50

Is there any way to check the usage of the ulimits for a given user? I know that you can change ulimits for a single process when you start it up or for a single shell when running but I want to be able to "monitor" how close a user is to hitting their limits. I am planning on writing a bash script that will report back to statsd the current usage percentage. Specifically, I want to track:

  1. open files (ulimit -n)
  2. max user processes (ulimit -u)
  3. pending signals (ulimit -i)

What I want out is the percentage of usage (0-100).

3
  • if you have process accounting turned on in your kernel you can collect detailed usage statistics about your users.
    – casey
    Commented Sep 17, 2015 at 20:37
  • How do you turn on process accounting?
    – hazmat
    Commented Sep 17, 2015 at 21:09
  • And how much overhead does this add?
    – hazmat
    Commented Sep 17, 2015 at 21:09

3 Answers 3

41

Maybe this helps for the first question:

If you know the process IDs (PID) of the specific user you can get the limits for each process with:

cat /proc/<PID>/limits

You can get the number of opened files for each PID with:

ls -1 /proc/<PID>/fd | wc -l

And then just compare the value of Max open files with the number of open file descriptors from the second command to get a percentage.

28

Output the current user's percentage of open files, proc, and pending signals, by several inconvenient methods and standard tools:

paste <(grep 'open files\|processes\|pending signals' \
              /proc/self/limits | cut -c27-38)        \
      <(i=`whoami`
        lsof -n -u $i 2> /dev/null | 
             tail -n +2 | 
             awk {'print $9'} | 
             wc -l
        ps --no-headers -U $i -u $i u | wc -l
        ps -u $i -o pid= | 
             xargs printf "/proc/%s/status\n" |
             xargs grep -s 'SigPnd' |
             sed 's/.*\t//' | 
             paste -sd+ | 
             bc ; ) \
      <(grep 'open files\|processes\|pending signals' \
             /proc/self/limits | 
                   cut -c1-19) | 
while read a b name ; do 
    printf '%3i%%  %s\n' $((${b}00/a)) "$name"
done

Output on my system:

 16%  Max processes
 12%  Max open files
  0%  Max pending signals

Assuming those numbers are good, what this answer shows is that it can be done in shell, but probably shouldn't, unless there are much better shell methods. Rather, this Q would be better done with gcc, or python, etc.

2
  • 3
    Thank, I expanded on this by printing the label on each line in gitlab.com/-/snippets/2079836 Commented Feb 20, 2021 at 19:51
  • nice. Is there a way to add the info on the number of threads (here you count processes) ? (or, maybe, other commonly restricted ulimits?) Commented Apr 5 at 12:36
-8

Ulimits are properties of processes and are inherited to child processes.

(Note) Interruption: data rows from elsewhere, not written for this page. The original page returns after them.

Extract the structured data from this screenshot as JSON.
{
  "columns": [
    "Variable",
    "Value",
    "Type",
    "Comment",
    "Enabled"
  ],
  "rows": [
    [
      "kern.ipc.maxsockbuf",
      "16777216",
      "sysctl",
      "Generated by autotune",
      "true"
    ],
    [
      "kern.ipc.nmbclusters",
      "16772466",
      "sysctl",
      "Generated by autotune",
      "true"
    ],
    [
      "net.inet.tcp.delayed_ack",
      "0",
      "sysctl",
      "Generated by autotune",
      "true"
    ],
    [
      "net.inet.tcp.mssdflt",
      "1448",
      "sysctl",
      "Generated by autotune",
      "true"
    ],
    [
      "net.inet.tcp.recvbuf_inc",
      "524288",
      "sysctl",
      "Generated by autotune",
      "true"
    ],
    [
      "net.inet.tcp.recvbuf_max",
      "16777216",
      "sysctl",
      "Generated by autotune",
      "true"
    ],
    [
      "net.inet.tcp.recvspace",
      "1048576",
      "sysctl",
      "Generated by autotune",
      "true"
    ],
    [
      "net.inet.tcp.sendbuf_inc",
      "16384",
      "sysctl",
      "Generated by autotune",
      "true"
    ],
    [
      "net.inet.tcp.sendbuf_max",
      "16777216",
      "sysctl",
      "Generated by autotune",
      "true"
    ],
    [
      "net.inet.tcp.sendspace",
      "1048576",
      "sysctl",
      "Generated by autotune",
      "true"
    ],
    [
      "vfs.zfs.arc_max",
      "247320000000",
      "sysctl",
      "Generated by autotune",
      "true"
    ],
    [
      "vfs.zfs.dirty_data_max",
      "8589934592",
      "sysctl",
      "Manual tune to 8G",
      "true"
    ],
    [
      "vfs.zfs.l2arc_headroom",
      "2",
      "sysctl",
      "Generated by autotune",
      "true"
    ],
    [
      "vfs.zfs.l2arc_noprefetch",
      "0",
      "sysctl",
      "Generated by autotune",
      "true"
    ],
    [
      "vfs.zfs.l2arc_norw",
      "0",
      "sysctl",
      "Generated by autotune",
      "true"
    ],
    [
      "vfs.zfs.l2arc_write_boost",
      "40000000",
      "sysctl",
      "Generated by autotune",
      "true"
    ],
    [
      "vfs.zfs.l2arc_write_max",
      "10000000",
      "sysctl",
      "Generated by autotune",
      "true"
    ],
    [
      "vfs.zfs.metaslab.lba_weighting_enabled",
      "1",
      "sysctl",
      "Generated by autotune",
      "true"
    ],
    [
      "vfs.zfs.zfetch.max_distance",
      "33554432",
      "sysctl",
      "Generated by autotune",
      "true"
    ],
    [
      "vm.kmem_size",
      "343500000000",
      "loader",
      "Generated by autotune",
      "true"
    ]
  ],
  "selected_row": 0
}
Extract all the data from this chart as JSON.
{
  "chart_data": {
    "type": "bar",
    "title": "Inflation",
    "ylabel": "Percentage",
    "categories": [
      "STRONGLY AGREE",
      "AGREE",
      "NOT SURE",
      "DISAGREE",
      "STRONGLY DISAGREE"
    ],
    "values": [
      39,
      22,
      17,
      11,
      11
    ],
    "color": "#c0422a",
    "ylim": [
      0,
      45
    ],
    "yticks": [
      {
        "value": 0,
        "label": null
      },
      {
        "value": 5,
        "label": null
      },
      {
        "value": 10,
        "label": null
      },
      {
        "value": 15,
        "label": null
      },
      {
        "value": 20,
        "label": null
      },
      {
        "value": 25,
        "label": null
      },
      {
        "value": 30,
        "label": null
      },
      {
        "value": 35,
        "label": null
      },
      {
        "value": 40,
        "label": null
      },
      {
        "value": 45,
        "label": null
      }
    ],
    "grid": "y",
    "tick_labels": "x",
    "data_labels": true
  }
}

You cannot get the limits for another process.

4
  • 6
    Nonsense. man lsof, man ps, … Commented Sep 17, 2015 at 23:43
  • 1
    You seem to missunderstand how UNIX works and how lsof gets it's results. lsof reads kernel memory to get values, there is no documented interface that is used by lsof, so lsof will fail in case even minor changes have been made to internal kernel data structures.
    – schily
    Commented Sep 18, 2015 at 9:05
  • 2
    That's a headache for the lsof maintainer, sure. But not relevant for the end-user. Also incorrect in the context of this question, since it's asking specifically about Linux, which has documented interfaces (man proc). Commented Sep 18, 2015 at 9:44
  • You are talking about undocumented interfaces that are subject to changes without notice in this case.